The immediate result is the near impotence faced by
new mass communicators inside the cultural industries.
They struggle between two tendencies: the owners' "profit
obsession" and the unions' "political correctness."
There is very little opportunity to think about public
interest, citizenship and morality. Sometimes these
subjects are considered when they serve merely to reinforce
arguments used by entrepreneurs or political leaders
in their occasional campaigns.
It is important to understand that Latin American is
still a region where democracy, social justice and economic
equality have only become stronger in recent years.

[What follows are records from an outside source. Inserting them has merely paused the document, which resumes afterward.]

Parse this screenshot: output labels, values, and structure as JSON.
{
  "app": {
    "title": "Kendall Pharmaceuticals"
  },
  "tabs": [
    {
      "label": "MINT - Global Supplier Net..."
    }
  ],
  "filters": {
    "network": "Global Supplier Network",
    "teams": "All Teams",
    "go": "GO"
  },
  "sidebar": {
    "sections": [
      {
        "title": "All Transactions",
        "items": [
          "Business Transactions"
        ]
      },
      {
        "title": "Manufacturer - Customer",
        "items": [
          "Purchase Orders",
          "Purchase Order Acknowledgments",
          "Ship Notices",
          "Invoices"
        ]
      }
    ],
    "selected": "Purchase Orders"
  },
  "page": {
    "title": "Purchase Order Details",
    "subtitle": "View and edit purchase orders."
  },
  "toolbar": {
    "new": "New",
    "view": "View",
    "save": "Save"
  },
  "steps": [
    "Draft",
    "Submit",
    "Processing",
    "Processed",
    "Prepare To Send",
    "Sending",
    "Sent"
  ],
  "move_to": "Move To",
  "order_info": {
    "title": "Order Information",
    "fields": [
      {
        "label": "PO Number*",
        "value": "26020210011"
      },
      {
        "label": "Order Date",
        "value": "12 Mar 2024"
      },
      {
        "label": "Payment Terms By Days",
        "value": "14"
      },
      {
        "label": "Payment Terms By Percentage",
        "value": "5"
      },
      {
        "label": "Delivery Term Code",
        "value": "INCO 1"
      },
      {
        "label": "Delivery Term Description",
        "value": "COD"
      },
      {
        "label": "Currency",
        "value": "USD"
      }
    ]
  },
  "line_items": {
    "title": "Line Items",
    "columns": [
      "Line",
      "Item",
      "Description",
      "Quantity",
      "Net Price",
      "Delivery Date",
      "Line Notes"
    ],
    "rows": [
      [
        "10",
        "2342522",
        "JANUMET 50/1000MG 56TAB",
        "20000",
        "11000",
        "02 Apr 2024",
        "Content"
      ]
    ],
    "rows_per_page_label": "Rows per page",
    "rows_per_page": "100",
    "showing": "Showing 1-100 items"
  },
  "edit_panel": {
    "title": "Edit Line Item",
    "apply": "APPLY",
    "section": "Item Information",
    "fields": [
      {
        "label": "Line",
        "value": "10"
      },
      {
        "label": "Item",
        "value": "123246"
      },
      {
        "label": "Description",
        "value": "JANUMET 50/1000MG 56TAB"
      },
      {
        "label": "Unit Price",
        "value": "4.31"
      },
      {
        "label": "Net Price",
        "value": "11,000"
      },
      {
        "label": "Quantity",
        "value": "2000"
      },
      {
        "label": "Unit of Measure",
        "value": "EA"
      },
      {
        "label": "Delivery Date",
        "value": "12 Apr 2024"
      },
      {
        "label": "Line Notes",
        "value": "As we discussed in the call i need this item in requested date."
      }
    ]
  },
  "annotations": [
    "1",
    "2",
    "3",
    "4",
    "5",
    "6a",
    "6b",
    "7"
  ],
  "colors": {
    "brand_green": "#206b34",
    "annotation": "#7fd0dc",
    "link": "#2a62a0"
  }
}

Mass communication has been a tool in the hands of state
and private oligarchies. Television was originally a
way to reproduce elite visions, the majority generated
abroad. But as fast as it was converted to the rules
of the mass market, many signs of the national popular
culture were incorporated in almost all countries. It
is a mechanism called mestizaje (melting point) where
tradition and modernity, national and transnational,
cult and rustic, are creatively mixed.
Because of this change, TV is really acting as an alternative
school for extended populations, mainly illiterate people
or young citizens early excluded from formal school.
It increases the responsibility of communication scholars
in order to educate more effectively the professionals
who will perform the tasks of collective education for
the next century. It challenges the attitude of religious
leaders who should develop up-to-date feelings to avoid
cultural mistakes as, for example, between morality
and moralism. It also means an ethical revolution in
the mass media business just to understand that the
broadcasters' main job on their communication channels
is to help our people to overcome poverty, becoming
consumers of goods and services that today are enjoyed
by a small contingent of the privileged.
In this struggle for survival, spiritual messages delivered
through television in Latin America should not avoid
the daily problems of real existence. Entertainment
programs, like serial fiction, represent a space to
dream and to cultivate fantasies but also allow many
viewers to recognize their cultural identities. This
socializing process affords psychological compensations
for human beings marginalized from "western consumerism."